Shieh Jhy-Wey: Wir beobachten sehr genau, wie die Ukraine unterstützt wird. Wir schauen auf zwei Aspekte: die wirtschaftlichen Sanktionen und die Waffenlieferungen. In Taiwan wird darauf geschaut, wer was liefert. Ich weiß, dass dem Bundeskanzleramt oft der Vorwurf gemacht wird, eine zögerliche Haltung zu haben im Vergleich zu den USA oder Polen zum Beispiel.

Shieh Jhy-Wey ist Germanist und der diplomatische Vertreter Taiwans in Deutschland. Da Taiwan und die Bundesrepublik keine offiziellen diplomatischen Beziehungen haben, unterhält Taiwan in Berlin keine Botschaft, sondern eine "Taipeh Vertretung".
(Foto: picture alliance/dpa)
Einige sagen, dass der Bundeskanzler besonnen agiert hat. Andere sagen, dass diese Besonnenheit eher ein Zaudern ist …

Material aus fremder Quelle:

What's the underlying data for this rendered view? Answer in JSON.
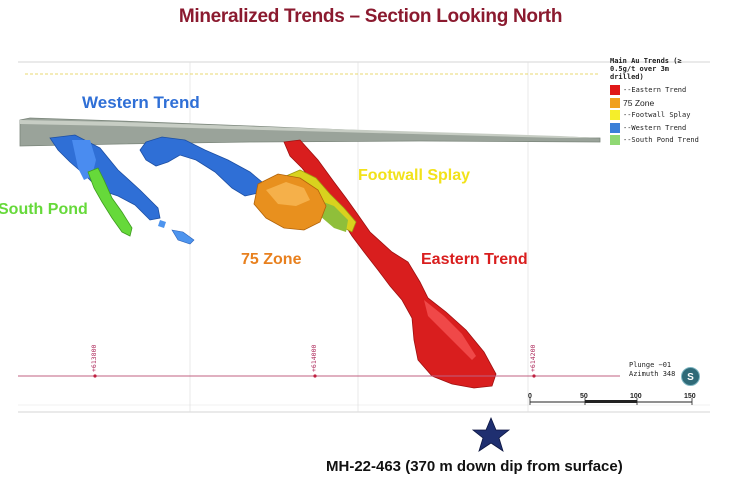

Ich kenne die Geschichte Deutschlands und in der Tat muss sich Deutschland, im Vergleich zu anderen Ländern, immer zweimal mehr überlegen, wie es handelt. Vor allem, wenn es um militärische Entscheidungen geht. Das Zögern ist insofern auf den Nationalsozialismus zurückzuführen.
Das heißt?
Von 1933 bis 1945 wurde der Frieden in Europa von Deutschland zerstört. Heute geht es erneut um den Frieden in Europa und dieses Mal könnte man sich aber die Frage stellen: Welchen Beitrag kann Deutschland leisten, damit dieser zerstörte Frieden schnellstmöglich wieder hergestellt werden kann? Der Konsens ist: Man schickt keine Soldaten, aber man liefert Waffen an die Ukraine. Nicht, um Russland anzugreifen, sondern damit die Ukraine in der Lage ist, sich gegen die Angriffe Russlands zu wehren. Dazu muss man Waffen liefern und der Leopard 2 gehört dazu. Auch, damit sich eine Katastrophe wie im Zweiten Weltkrieg nicht wiederholt. Damals durch Nazi-Deutschland und heute durch Putin.

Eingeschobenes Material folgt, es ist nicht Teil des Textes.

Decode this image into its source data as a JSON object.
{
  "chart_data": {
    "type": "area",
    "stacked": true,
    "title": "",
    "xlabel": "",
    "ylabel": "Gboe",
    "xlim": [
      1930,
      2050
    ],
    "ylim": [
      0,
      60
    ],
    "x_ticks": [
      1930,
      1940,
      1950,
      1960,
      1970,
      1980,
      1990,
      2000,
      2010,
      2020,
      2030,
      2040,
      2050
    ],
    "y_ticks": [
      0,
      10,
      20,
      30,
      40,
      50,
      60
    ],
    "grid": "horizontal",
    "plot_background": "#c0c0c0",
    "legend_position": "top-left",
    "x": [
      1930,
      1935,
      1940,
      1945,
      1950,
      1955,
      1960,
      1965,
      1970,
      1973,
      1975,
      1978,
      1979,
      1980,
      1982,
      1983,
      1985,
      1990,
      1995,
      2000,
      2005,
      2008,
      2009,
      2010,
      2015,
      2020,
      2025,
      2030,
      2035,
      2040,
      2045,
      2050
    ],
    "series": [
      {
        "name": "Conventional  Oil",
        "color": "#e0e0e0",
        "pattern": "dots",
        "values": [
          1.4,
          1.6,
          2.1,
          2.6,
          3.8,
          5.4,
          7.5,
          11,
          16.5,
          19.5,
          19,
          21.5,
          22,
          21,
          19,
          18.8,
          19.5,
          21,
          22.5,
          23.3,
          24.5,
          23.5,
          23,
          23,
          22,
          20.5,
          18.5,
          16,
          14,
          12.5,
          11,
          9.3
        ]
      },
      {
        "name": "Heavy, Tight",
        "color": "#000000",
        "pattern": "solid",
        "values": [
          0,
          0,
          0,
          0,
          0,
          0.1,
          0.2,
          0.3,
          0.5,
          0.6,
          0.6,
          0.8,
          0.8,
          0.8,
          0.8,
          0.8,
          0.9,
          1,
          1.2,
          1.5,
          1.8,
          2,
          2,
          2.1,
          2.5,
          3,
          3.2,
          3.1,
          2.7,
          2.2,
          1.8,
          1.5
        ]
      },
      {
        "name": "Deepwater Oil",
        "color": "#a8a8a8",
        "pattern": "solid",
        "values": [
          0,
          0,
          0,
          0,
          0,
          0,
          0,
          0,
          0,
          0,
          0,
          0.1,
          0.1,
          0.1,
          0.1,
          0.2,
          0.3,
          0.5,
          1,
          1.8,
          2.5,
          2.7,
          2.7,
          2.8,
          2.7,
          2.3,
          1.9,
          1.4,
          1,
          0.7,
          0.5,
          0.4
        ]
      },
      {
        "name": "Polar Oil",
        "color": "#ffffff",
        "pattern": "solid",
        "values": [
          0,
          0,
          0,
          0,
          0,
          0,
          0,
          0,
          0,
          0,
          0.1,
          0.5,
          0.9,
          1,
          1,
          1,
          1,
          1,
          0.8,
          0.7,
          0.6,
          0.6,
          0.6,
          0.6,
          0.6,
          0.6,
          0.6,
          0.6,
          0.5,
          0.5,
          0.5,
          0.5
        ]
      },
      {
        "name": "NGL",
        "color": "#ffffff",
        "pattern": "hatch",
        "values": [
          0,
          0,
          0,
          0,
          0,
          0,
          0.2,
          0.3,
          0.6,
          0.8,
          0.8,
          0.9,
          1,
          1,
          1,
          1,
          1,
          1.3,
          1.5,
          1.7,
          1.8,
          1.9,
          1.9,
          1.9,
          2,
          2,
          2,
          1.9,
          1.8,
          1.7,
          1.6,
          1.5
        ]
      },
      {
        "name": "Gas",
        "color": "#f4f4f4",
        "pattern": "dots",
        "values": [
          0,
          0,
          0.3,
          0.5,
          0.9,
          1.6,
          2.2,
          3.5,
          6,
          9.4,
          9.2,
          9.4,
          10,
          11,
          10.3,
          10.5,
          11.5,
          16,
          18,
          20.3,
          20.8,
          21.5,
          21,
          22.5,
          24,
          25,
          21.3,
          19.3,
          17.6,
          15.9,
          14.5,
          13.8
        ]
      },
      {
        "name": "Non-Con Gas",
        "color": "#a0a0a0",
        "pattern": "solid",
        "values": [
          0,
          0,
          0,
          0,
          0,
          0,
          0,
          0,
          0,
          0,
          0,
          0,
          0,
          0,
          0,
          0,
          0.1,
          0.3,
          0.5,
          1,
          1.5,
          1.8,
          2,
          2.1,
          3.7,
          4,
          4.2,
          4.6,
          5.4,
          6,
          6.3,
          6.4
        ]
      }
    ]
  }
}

Welche Gemeinsamkeiten gibt es zwischen dem chinesischen Präsidenten Xi Jinping und dem russischen Präsidenten Wladimir Putin?

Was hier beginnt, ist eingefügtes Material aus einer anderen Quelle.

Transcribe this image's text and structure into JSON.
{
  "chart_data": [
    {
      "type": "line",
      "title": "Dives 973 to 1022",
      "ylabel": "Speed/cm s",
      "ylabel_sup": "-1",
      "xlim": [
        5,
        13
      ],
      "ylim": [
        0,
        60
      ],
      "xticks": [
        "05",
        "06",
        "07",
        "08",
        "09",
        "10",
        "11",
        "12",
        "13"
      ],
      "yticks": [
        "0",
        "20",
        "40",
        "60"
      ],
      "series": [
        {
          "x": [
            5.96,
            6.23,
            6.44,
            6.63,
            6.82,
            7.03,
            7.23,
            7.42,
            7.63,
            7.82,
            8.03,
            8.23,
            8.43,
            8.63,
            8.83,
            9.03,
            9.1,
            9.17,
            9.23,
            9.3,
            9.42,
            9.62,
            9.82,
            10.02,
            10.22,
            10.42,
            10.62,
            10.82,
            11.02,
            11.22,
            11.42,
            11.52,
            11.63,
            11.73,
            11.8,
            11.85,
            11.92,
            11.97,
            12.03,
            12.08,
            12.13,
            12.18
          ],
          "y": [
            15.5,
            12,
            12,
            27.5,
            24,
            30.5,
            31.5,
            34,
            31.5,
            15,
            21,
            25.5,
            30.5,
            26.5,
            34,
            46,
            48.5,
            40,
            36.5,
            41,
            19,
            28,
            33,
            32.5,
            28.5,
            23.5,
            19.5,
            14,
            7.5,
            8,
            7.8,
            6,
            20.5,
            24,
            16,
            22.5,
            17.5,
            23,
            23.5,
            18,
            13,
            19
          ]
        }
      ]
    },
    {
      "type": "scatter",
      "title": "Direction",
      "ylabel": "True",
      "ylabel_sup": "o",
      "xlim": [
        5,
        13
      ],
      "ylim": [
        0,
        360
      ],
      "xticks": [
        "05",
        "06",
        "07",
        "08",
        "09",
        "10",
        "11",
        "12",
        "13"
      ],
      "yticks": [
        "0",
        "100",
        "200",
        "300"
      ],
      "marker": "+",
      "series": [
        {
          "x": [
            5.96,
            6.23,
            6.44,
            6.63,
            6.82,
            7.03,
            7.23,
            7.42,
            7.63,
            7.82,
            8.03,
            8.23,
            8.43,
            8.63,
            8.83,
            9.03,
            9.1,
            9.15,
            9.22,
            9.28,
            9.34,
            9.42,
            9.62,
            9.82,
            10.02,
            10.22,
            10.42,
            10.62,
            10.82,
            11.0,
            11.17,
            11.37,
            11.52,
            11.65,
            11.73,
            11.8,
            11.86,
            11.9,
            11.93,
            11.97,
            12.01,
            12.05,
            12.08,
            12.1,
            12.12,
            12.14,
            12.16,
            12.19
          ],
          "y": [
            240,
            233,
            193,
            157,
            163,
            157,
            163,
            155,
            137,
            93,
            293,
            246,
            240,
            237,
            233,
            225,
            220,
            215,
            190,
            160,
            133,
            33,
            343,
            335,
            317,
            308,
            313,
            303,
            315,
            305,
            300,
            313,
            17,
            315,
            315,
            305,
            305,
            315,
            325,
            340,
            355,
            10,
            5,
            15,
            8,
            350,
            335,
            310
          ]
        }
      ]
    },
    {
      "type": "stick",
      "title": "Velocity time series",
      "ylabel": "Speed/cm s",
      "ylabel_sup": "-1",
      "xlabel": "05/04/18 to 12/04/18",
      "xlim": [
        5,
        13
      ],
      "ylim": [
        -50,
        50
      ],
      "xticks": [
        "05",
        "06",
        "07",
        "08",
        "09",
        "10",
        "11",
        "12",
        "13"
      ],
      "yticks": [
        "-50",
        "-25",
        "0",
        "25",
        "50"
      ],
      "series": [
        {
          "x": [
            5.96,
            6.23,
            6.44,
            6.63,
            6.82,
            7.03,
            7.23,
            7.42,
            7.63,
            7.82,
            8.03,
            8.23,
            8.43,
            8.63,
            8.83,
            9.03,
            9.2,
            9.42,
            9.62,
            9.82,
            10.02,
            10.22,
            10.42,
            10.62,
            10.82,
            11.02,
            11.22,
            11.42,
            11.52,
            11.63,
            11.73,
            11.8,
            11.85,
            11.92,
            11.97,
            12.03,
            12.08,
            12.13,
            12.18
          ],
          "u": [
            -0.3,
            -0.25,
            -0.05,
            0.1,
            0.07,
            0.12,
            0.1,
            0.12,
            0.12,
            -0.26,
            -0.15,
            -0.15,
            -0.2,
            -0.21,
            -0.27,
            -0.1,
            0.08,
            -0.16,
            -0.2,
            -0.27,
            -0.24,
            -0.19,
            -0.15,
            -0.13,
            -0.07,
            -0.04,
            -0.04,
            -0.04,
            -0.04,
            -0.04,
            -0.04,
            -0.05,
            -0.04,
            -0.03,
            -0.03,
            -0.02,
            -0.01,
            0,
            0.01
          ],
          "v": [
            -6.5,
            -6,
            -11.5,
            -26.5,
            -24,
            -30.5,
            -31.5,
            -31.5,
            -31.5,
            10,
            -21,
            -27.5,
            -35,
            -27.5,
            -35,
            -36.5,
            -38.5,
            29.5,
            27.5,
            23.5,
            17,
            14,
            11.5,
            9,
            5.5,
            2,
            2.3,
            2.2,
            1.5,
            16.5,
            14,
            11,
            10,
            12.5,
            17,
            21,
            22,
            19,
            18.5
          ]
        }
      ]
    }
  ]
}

Beide beziehen sich in ihrer Argumentation auf ein historisches "Reich" und setzen die jeweiligen "Satellitenstaaten" unter Druck. In Chinas Fall Taiwan, [die uigurische Region] Xinjiang und Tibet. "Xinjiang" bedeutet ja nichts anderes als "Neues Territorium" und der Name "Tibet" ist nicht einmal Chinesisch. Bis ins 20. Jahrhundert hinein war Tibet gar ein selbstständiges Staatswesen. Von China aus gesehen sind Xinjiang und Tibet "unkultivierte, barbarische Völker". Wer sich nicht beugt, wird als Widersacher eingestuft und das wird nicht geduldet. Dieses "fake" historische Bewusstsein und das "alte und glorreiche" Reich wiederherstellen zu wollen, das ist eine entscheidende Gemeinsamkeit zwischen Xi Jinping und Putin. Xi Jinping hat in seiner Rede auf dem letzten Parteitag - ich habe sie zweimal gelesen - gleich zu Beginn von der "großartigen Renaissance der chinesischen Nation" gesprochen. Seine Rede endet auch mit diesem Satz. Putin hat wiederum beim russischen Geheimdienst KGB gearbeitet. Da muss man schlau, grausam, heimtückisch sein und man muss auch noch lügen können. Lügen für einen "guten Zweck", das kann auch Xi Jinping.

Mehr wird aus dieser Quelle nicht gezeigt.